Abstract
The Book of Candrarini is an ethic didactical book for women in polygamist system, for the eternity of her marriage. It was a disgrace that a woman divorced. This book was the masterpiece of it’s era, written in 1860 in the glory of feodalism in Surakarta, where the authority, high officials and the very peoples did polygamy. That is why His Majesty Paku Buwana IX had Ranggawarsita to write an ethic didactic for women, with the five wives of Arjuna as the model: three princesses and two daughters of priest with very nice performance and gentle behaviour. They lived in harmony, devoted to their husband. The ethic didactic was a catharsis for women in concubine. This research observes Candrarini from its own internal aspects as literary, religious, historical, political, sociological and psychological aspect. The result is : Beauty of a woman does not lie so much in her external appearance as in her internal virtues like modesty, chastity, compassion, service and refined manners. That is the way to save and preserve the eternity of marriage’s life.
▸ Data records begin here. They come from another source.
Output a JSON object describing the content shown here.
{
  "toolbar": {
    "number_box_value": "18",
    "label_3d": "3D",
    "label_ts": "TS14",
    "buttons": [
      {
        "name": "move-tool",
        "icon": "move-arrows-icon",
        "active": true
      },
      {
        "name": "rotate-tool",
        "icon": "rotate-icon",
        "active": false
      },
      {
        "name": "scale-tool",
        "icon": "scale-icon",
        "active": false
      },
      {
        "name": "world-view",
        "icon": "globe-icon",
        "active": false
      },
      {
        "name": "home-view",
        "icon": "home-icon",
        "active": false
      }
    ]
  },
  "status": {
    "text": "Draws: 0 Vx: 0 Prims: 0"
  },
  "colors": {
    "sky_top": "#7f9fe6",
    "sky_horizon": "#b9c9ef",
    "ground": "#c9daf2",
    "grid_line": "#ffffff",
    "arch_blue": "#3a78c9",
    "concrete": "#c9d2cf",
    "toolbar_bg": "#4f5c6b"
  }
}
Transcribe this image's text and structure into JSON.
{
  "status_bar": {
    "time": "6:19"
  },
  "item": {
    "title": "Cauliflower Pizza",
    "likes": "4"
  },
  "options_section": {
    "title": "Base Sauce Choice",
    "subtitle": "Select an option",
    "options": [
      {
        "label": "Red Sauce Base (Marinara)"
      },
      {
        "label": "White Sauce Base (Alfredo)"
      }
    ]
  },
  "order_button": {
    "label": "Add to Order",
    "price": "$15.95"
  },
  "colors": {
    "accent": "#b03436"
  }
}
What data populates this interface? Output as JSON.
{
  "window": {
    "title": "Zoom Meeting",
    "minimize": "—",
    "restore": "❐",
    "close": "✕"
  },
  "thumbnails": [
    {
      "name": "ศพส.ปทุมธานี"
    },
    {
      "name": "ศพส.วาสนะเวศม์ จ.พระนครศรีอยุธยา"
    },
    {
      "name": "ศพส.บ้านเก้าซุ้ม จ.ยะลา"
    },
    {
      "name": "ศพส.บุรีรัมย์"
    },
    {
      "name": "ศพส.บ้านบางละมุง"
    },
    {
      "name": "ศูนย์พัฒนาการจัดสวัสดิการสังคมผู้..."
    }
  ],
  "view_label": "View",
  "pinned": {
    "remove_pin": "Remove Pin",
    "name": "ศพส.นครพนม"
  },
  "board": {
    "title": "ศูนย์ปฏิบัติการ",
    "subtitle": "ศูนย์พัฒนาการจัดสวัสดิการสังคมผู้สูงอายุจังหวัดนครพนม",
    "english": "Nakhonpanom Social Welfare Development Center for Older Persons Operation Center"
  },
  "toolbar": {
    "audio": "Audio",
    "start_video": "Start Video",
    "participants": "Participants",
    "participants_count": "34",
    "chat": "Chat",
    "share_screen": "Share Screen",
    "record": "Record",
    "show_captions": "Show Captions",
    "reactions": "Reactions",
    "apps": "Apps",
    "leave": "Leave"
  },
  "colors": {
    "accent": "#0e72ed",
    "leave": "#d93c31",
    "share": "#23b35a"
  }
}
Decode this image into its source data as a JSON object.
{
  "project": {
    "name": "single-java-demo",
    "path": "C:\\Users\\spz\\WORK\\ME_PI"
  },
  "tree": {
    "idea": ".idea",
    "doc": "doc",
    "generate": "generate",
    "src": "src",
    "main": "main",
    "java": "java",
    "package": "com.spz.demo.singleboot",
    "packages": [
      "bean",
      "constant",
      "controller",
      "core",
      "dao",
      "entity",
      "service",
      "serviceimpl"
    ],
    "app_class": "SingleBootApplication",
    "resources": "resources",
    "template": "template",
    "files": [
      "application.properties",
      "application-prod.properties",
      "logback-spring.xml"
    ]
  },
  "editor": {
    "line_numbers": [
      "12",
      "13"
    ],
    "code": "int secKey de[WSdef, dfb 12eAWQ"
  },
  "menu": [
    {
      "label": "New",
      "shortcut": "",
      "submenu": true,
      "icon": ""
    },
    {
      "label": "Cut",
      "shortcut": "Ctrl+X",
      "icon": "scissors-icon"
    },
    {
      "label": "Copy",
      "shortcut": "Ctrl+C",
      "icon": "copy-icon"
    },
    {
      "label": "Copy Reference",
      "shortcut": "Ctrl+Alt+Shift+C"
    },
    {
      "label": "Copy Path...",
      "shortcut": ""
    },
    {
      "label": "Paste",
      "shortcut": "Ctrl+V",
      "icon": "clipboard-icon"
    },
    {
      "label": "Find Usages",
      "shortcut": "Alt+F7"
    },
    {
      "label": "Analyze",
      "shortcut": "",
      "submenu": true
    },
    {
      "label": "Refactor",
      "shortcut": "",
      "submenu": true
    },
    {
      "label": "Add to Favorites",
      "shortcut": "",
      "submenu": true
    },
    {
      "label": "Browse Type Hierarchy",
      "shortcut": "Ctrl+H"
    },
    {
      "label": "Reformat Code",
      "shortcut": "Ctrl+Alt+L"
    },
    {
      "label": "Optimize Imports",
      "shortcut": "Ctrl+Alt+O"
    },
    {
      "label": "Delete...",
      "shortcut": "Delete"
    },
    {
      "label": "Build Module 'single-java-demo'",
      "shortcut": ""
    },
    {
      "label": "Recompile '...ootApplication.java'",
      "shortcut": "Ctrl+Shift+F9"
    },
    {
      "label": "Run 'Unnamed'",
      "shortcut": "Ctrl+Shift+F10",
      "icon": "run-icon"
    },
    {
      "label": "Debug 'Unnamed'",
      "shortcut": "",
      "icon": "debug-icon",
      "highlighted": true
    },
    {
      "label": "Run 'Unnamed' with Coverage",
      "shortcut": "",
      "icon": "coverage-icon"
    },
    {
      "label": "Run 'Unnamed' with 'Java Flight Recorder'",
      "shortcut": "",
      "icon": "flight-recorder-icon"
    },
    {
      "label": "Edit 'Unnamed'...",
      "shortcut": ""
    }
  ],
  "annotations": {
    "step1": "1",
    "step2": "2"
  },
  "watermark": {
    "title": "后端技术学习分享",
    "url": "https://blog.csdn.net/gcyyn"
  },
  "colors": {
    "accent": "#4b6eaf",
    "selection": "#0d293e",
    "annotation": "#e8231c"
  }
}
The ethic is always up to date, everlasting, eternal.
Bahasa Abstract
Kitab Candrarini adalah sebuah karya sastra wulang, sastra etik didaktik bagi wanita dalam lingkungan hidup berpoligami, agar perkawinannya langgeng, karena aib bagi wanita bila ia bercerai. Karya sastra anak zamannya ini ditulis tahun 1860, dalam masa kemegahan feodalisme di Surakarta, di mana penguasa dari yang paling atas sampai rakyat jelata menjalankan hidup berpoligami. Keadaan yang sedemikian inilah yang menyebabkan Sri Susuhunan Paku Buwana IX memerintahkan R.Ng.Ranggawarsita menulis ajaran untuk wanita, mengambil teladan lima isteri Arjuna, tiga orang dari kasta ksatria, dua orang putri pendeta, wanita cantik luar dalam. Mereka hidup rukun mengabdi suami. Ajaran ini merupakan katarsis bagi wanita yang dimadu. Penelitian ini mengemukakan tinjauan dari aspek sastra, religi, sejarah, politik, sosial dan psikologis, yang masing-masing memberi makna dan warna tersendiri. Kesimpulannya, kecantikan seorang wanita bukanlah pariwara lahiriah saja, melainkan juga semua yang terpancar dari dalam: rendah hati, sopan santun, welas asih, pengabdian dan perilaku yang halus. Itulah jalan untuk menyelamatkan dan memelihara kelanggengan kehidupan perkawinan. Ajaran ini tak lekang oleh panas, tak lapuk oleh hujan, abadi adanya.